As a general rule, it is not adviseable to mix batteries' or cells' chemistries.
(edited after a comment)
And any kind of mixing should be avoided: don't mix cells of same chemistry, but different capacities; don't mix cells of different brands; don't mix cells of different age; don't mix cells of different charge levels...
In short: if there is any difference between cells or batteries (capacity, age, chemistry, brand, charge level), don't mix them.
The different internal resistance of the different kind of batteries may increase the discharging of one type in relation to another, and you can end with some of the batteries completely depleted before the others.

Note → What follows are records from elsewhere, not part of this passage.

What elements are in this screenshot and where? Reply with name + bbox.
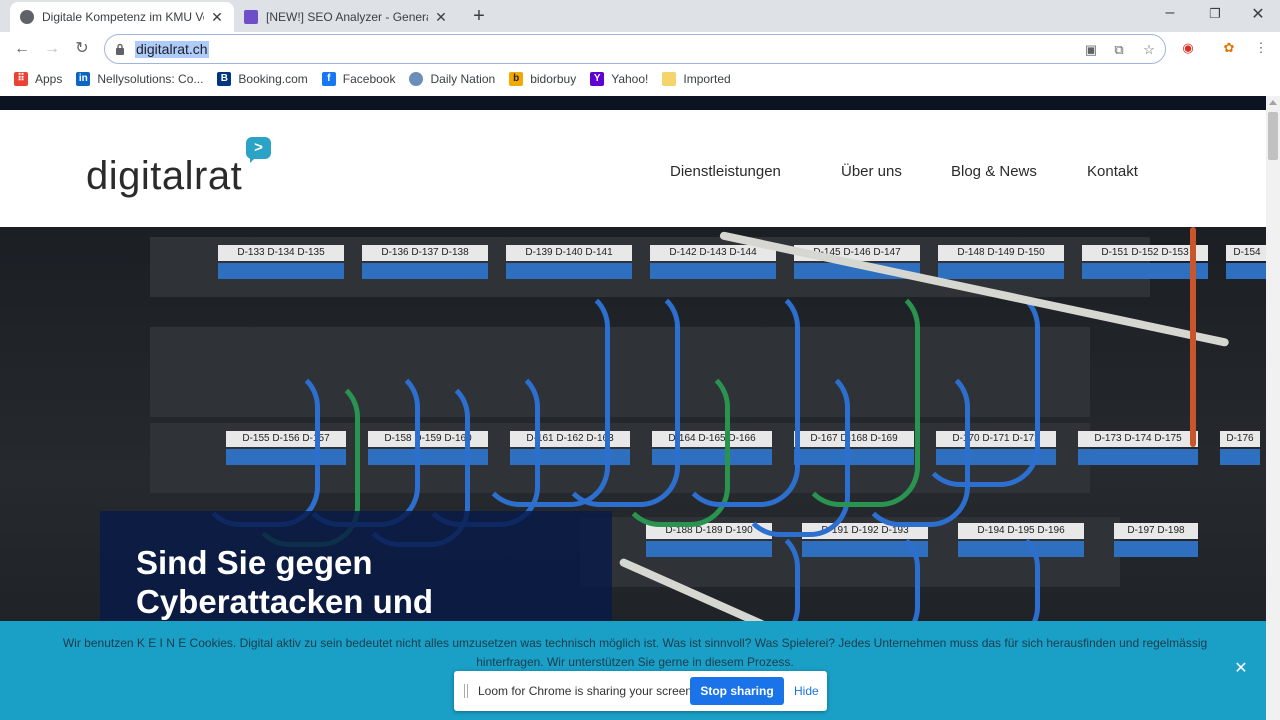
bookmark-booking[interactable]: B Booking.com <box>217 72 308 86</box>
tab-title: [NEW!] SEO Analyzer - Generate <box>266 10 428 24</box>
booking-icon: B <box>217 72 232 86</box>
window-close-icon[interactable]: ✕ <box>1248 4 1268 24</box>
hero-title: Sind Sie gegen Cyberattacken und <box>136 544 434 620</box>
patch-panel-label: D-133 D-134 D-135 <box>218 245 344 261</box>
patch-panel-label: D-154 <box>1226 245 1266 261</box>
restore-icon[interactable]: ❐ <box>1205 6 1225 22</box>
scroll-thumb[interactable] <box>1268 112 1278 160</box>
browser-chrome: Digitale Kompetenz im KMU Ver ✕ [NEW!] S… <box>0 0 1280 96</box>
patch-panel-ports <box>218 263 344 279</box>
patch-panel-ports <box>938 263 1064 279</box>
hide-link[interactable]: Hide <box>794 684 819 698</box>
apps-grid-icon: ⠿ <box>14 72 28 86</box>
patch-panel-ports <box>362 263 488 279</box>
daily-nation-icon <box>409 72 424 86</box>
globe-icon <box>20 10 34 24</box>
yahoo-icon: Y <box>590 72 605 86</box>
tab-close-icon[interactable]: ✕ <box>210 9 224 26</box>
menu-icon[interactable]: ⋮ <box>1252 39 1270 57</box>
translate-icon[interactable]: ⧉ <box>1111 42 1127 58</box>
address-bar[interactable]: digitalrat.ch ▣ ⧉ ☆ <box>104 34 1166 64</box>
bookmark-nellysolutions[interactable]: in Nellysolutions: Co... <box>76 72 203 86</box>
orange-cable <box>1190 227 1196 447</box>
bookmark-daily-nation[interactable]: Daily Nation <box>409 72 495 86</box>
patch-panel-ports <box>1078 449 1198 465</box>
patch-panel-label: D-136 D-137 D-138 <box>362 245 488 261</box>
folder-icon <box>662 72 677 86</box>
minimize-icon[interactable]: – <box>1160 4 1180 22</box>
patch-panel-ports <box>1226 263 1266 279</box>
bookmark-imported[interactable]: Imported <box>662 72 731 86</box>
site-header: digitalrat > Dienstleistungen Über uns B… <box>0 110 1266 227</box>
patch-panel-ports <box>1114 541 1198 557</box>
patch-panel-label: D-197 D-198 <box>1114 523 1198 539</box>
plus-icon[interactable]: + <box>470 5 488 28</box>
cookie-blocked-icon[interactable]: ▣ <box>1083 42 1099 58</box>
patch-panel-label: D-176 <box>1220 431 1260 447</box>
stop-sharing-button[interactable]: Stop sharing <box>690 677 784 705</box>
bookmark-apps[interactable]: ⠿ Apps <box>14 72 62 86</box>
reload-icon[interactable]: ↻ <box>71 38 93 60</box>
url-text[interactable]: digitalrat.ch <box>135 41 209 58</box>
bookmark-star-icon[interactable]: ☆ <box>1141 42 1157 58</box>
patch-panel-ports <box>506 263 632 279</box>
toolbar: ← → ↻ digitalrat.ch ▣ ⧉ ☆ ◉ ✿ ⋮ <box>0 32 1280 66</box>
patch-panel-label: D-139 D-140 D-141 <box>506 245 632 261</box>
bookmark-yahoo[interactable]: Y Yahoo! <box>590 72 648 86</box>
bookmark-bidorbuy[interactable]: b bidorbuy <box>509 72 576 86</box>
logo-chat-bubble-icon: > <box>246 137 271 159</box>
tab-strip: Digitale Kompetenz im KMU Ver ✕ [NEW!] S… <box>0 0 1280 32</box>
nav-ueber-uns[interactable]: Über uns <box>841 163 902 180</box>
patch-panel-label: D-173 D-174 D-175 <box>1078 431 1198 447</box>
lock-icon <box>116 43 124 55</box>
nav-kontakt[interactable]: Kontakt <box>1087 163 1138 180</box>
patch-panel-label: D-142 D-143 D-144 <box>650 245 776 261</box>
seo-analyzer-icon <box>244 10 258 24</box>
nav-dienstleistungen[interactable]: Dienstleistungen <box>670 163 781 180</box>
patch-panel-ports <box>1220 449 1260 465</box>
extension-icon[interactable]: ◉ <box>1179 39 1197 57</box>
scroll-up-arrow-icon[interactable] <box>1269 100 1277 105</box>
tab-title: Digitale Kompetenz im KMU Ver <box>42 10 204 24</box>
patch-panel-label: D-148 D-149 D-150 <box>938 245 1064 261</box>
bookmarks-bar: ⠿ Apps in Nellysolutions: Co... B Bookin… <box>0 66 1280 92</box>
tab-digitalrat[interactable]: Digitale Kompetenz im KMU Ver ✕ <box>10 2 234 32</box>
tab-close-icon[interactable]: ✕ <box>434 9 448 26</box>
patch-panel-ports <box>650 263 776 279</box>
close-icon[interactable]: ✕ <box>1233 661 1249 677</box>
tab-seo-analyzer[interactable]: [NEW!] SEO Analyzer - Generate ✕ <box>234 2 458 32</box>
loom-message: Loom for Chrome is sharing your screen. <box>478 684 696 698</box>
logo-bubble-tail <box>250 157 256 163</box>
page-scrollbar[interactable] <box>1266 96 1280 720</box>
drag-handle-icon[interactable] <box>464 684 468 698</box>
bidorbuy-icon: b <box>509 72 524 86</box>
network-cable <box>920 287 1040 487</box>
nav-blog-news[interactable]: Blog & News <box>951 163 1037 180</box>
site-topbar <box>0 96 1266 110</box>
bookmark-facebook[interactable]: f Facebook <box>321 72 395 86</box>
linkedin-icon: in <box>76 72 91 86</box>
loom-extension-icon[interactable]: ✿ <box>1220 39 1238 57</box>
cookie-banner-text: Wir benutzen K E I N E Cookies. Digital … <box>62 636 1208 669</box>
forward-arrow-icon[interactable]: → <box>41 38 63 60</box>
facebook-icon: f <box>321 72 336 86</box>
back-arrow-icon[interactable]: ← <box>11 38 33 60</box>
site-logo[interactable]: digitalrat <box>86 154 242 199</box>
loom-sharing-bar: Loom for Chrome is sharing your screen. … <box>454 671 827 711</box>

When using Li-Ion, is adviseable to run them with battery managers IC's, which assures that the battery is not depleted below the voltage levels that could damage the battery in an irreversibly way. Of course, if you mix different chemistries, you won't be able to use a battery manager IC.

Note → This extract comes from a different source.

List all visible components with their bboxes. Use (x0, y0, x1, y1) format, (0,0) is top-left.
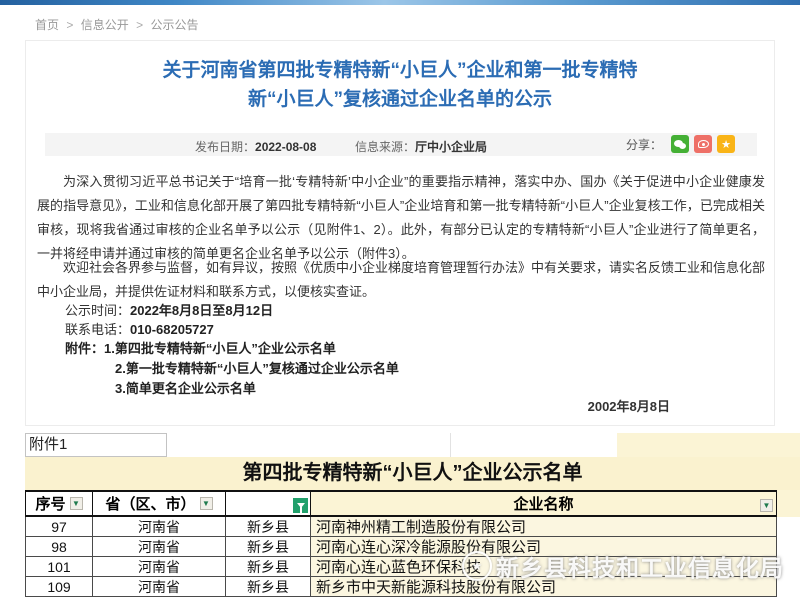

By the way, besides these reasons for not doing this, I should add that the position of the Li-Ion relatively to the NiMH ones is irrelevant. You could put Li-Ion at the start of the series, in the middle of two NiMH, and at the end of the series, and the final result would be the same: bad things.
As a final warning: although I wouldn't recommend this solution that you describe, I still have to say that, if you want to try this solution, NEVER EVER recharge this trio of different batteries together: when charging, Li-Ion would go to a Li-Ion charger, and NiMH should go to a NiMH charger. But the best, rational and safe option is really DO NOT DO this.